In moments of failure, when radiators go cold, water turns lukewarm and heating disappears for days or weeks, heat becomes perceptible through residents’ thermoceptive realities, shaping notions of bodily comfort and domestic routines. Disruptions compel improvisation, adaptation and reliance on informal networks, as households reconfigure their homes as sites of thermal resilience and negotiate normative expectations of what constitutes a dignified life in present-day Bucharest.
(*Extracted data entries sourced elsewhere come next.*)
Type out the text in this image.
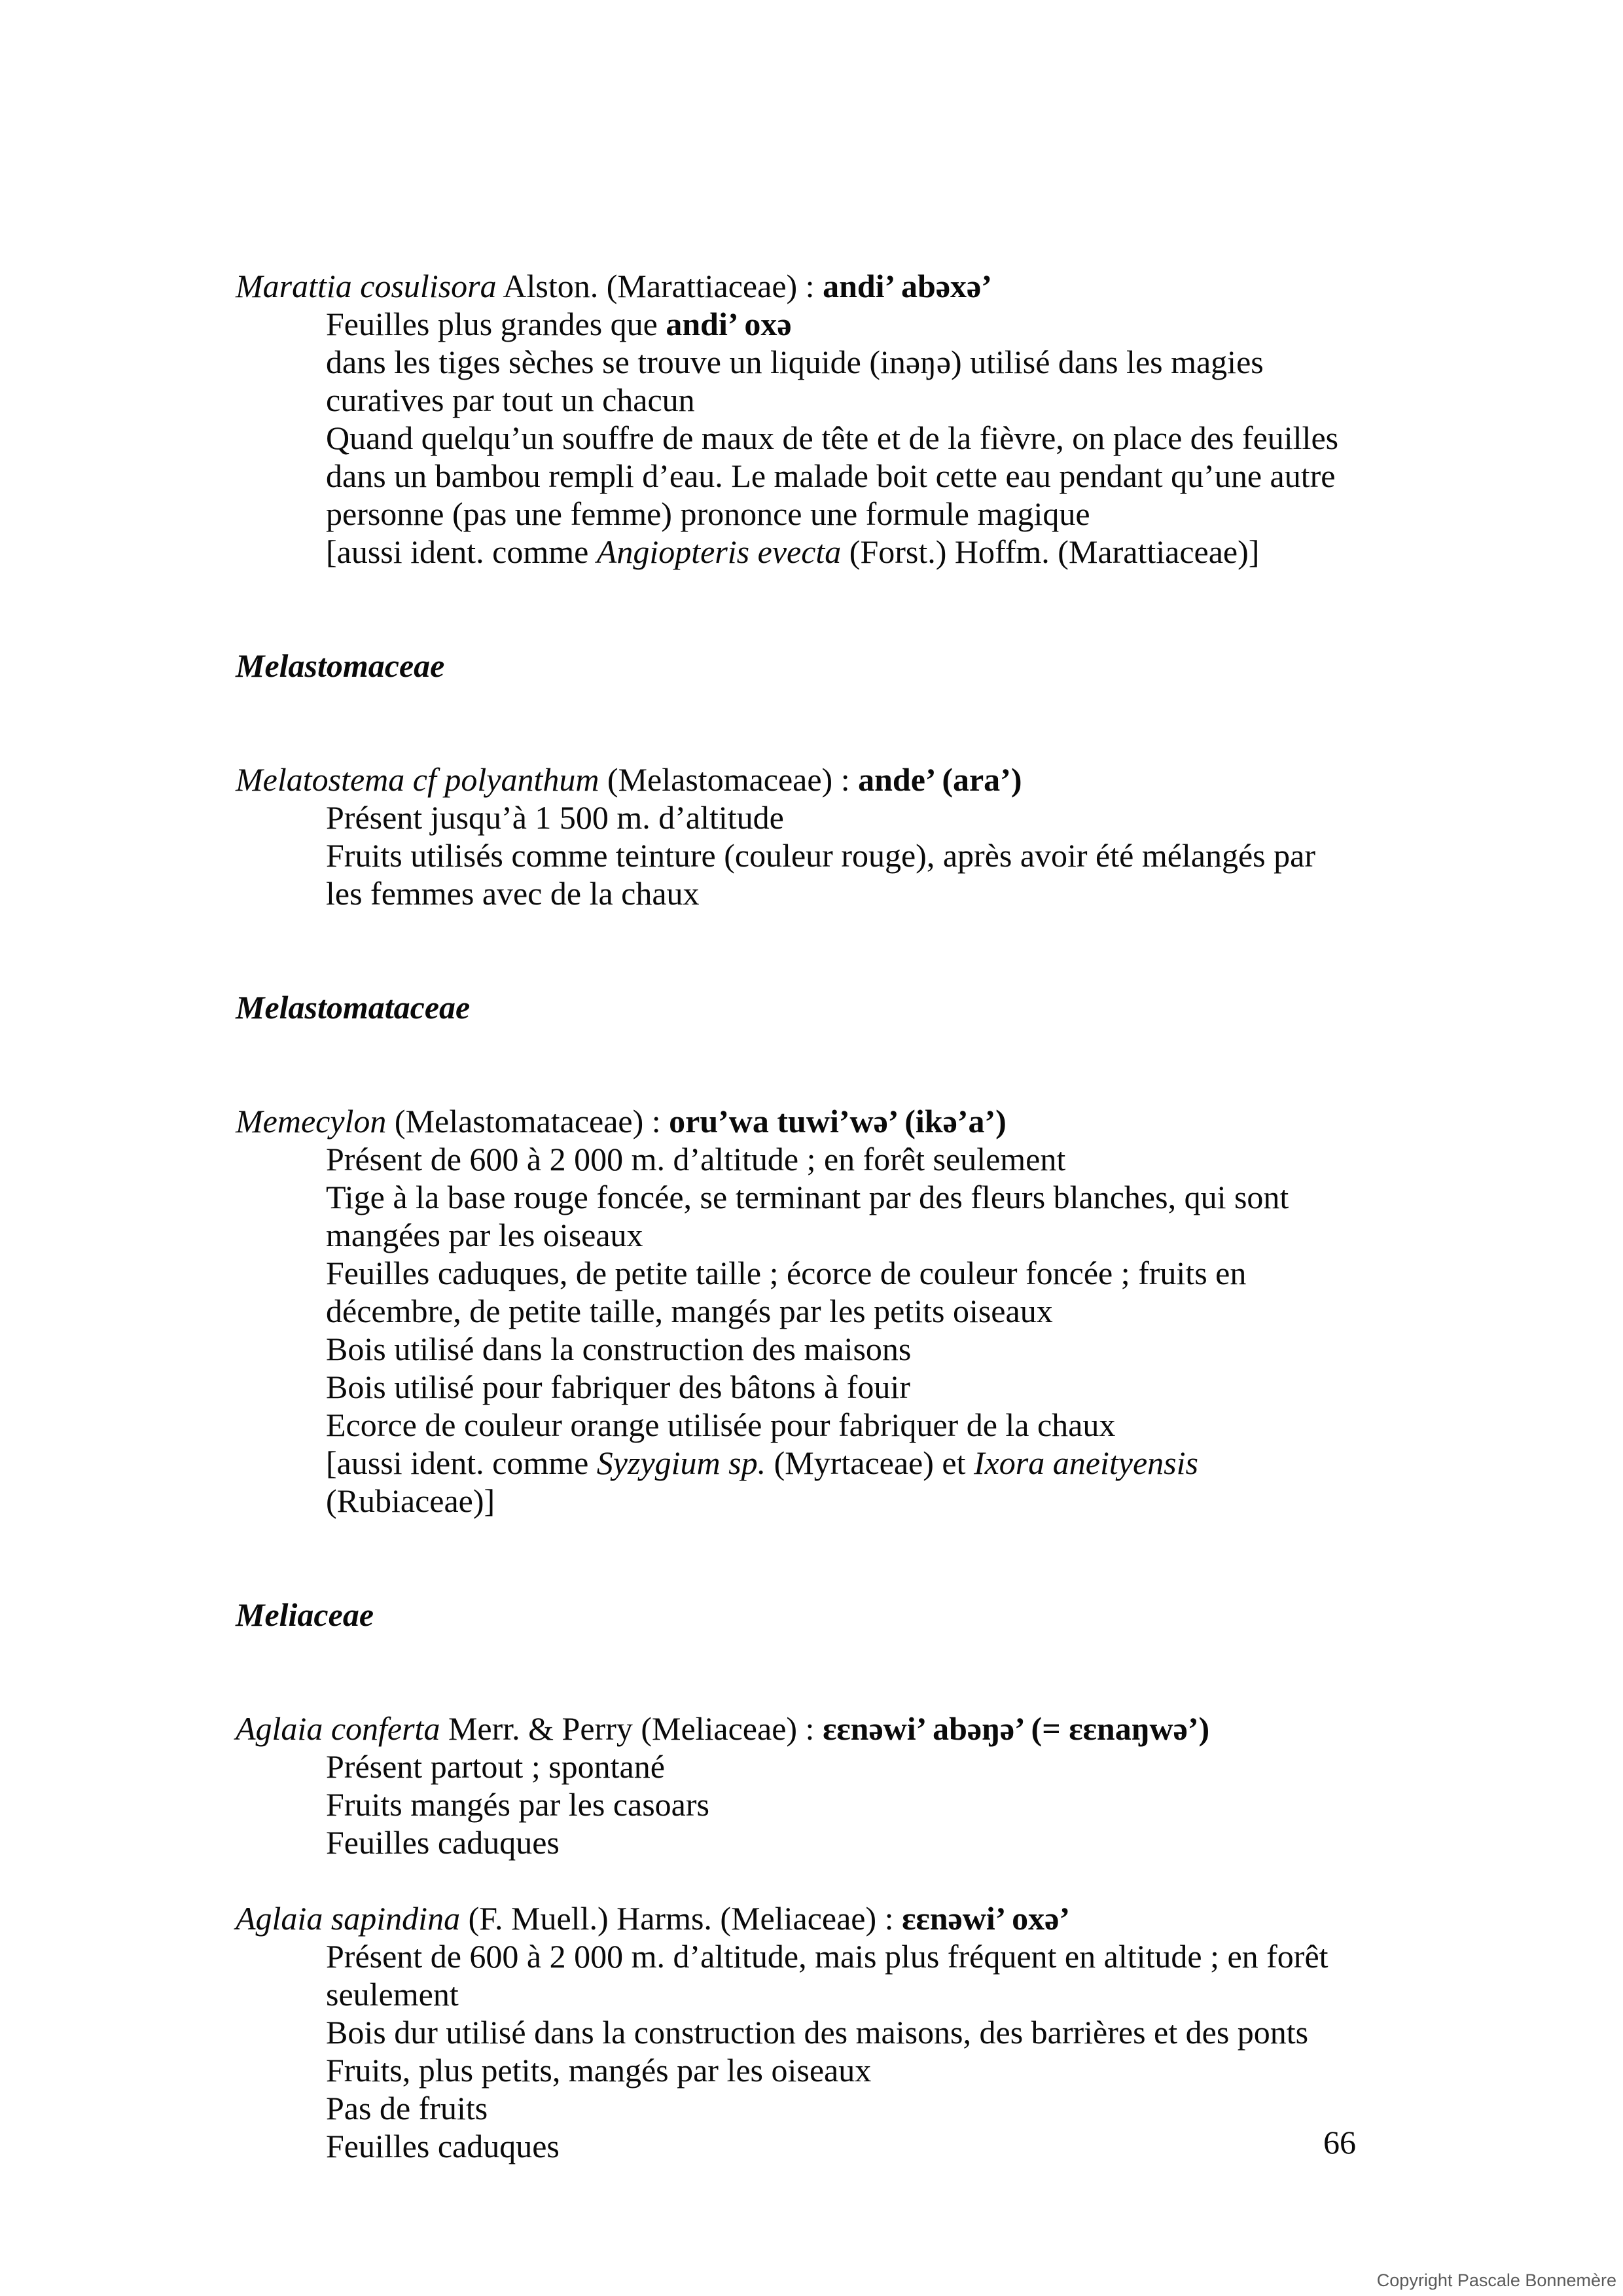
Marattia cosulisora Alston. (Marattiaceae) : andi’ abəxə’

Feuilles plus grandes que andi’ oxə

dans les tiges sèches se trouve un liquide (inəŋə) utilisé dans les magies curatives par tout un chacun

Quand quelqu’un souffre de maux de tête et de la fièvre, on place des feuilles dans un bambou rempli d’eau. Le malade boit cette eau pendant qu’une autre personne (pas une femme) prononce une formule magique

[aussi ident. comme Angiopteris evecta (Forst.) Hoffm. (Marattiaceae)]

Melastomaceae

Melatostema cf polyanthum (Melastomaceae) : ande’ (ara’)

Présent jusqu’à 1 500 m. d’altitude

Fruits utilisés comme teinture (couleur rouge), après avoir été mélangés par les femmes avec de la chaux

Melastomataceae

Memecylon (Melastomataceae) : oru’wa tuwi’wə’ (ikə’a’)

Présent de 600 à 2 000 m. d’altitude ; en forêt seulement

Tige à la base rouge foncée, se terminant par des fleurs blanches, qui sont mangées par les oiseaux

Feuilles caduques, de petite taille ; écorce de couleur foncée ; fruits en décembre, de petite taille, mangés par les petits oiseaux

Bois utilisé dans la construction des maisons

Bois utilisé pour fabriquer des bâtons à fouir

Ecorce de couleur orange utilisée pour fabriquer de la chaux

[aussi ident. comme Syzygium sp. (Myrtaceae) et Ixora aneityensis (Rubiaceae)]

Meliaceae

Aglaia conferta Merr. & Perry (Meliaceae) : ɛɛnəwi’ abəŋə’ (= ɛɛnaŋwə’)

Présent partout ; spontané

Fruits mangés par les casoars

Feuilles caduques

Aglaia sapindina (F. Muell.) Harms. (Meliaceae) : ɛɛnəwi’ oxə’

Présent de 600 à 2 000 m. d’altitude, mais plus fréquent en altitude ; en forêt seulement

Bois dur utilisé dans la construction des maisons, des barrières et des ponts

Fruits, plus petits, mangés par les oiseaux

Pas de fruits

Feuilles caduques	66
Copyright Pascale Bonnemère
Yet access to warmth remains deeply stratified. Households able to install alternative heating technologies buffer infrastructural failure, while others remain fully vulnerable to systemic neglect. Access to heat thus emerges as a relational marker of inequality, showing how infrastructural failure is politically and economically mediated across multiple scales. By tracing the entanglements of thermoceptive experience, urban infrastructures and post-socialist infrastructural transformations, the paper argues that heat is not merely consumed: it is lived, negotiated and unevenly distributed. In doing so, it highlights how everyday domestic thermodynamics produce enduring urban inequalities.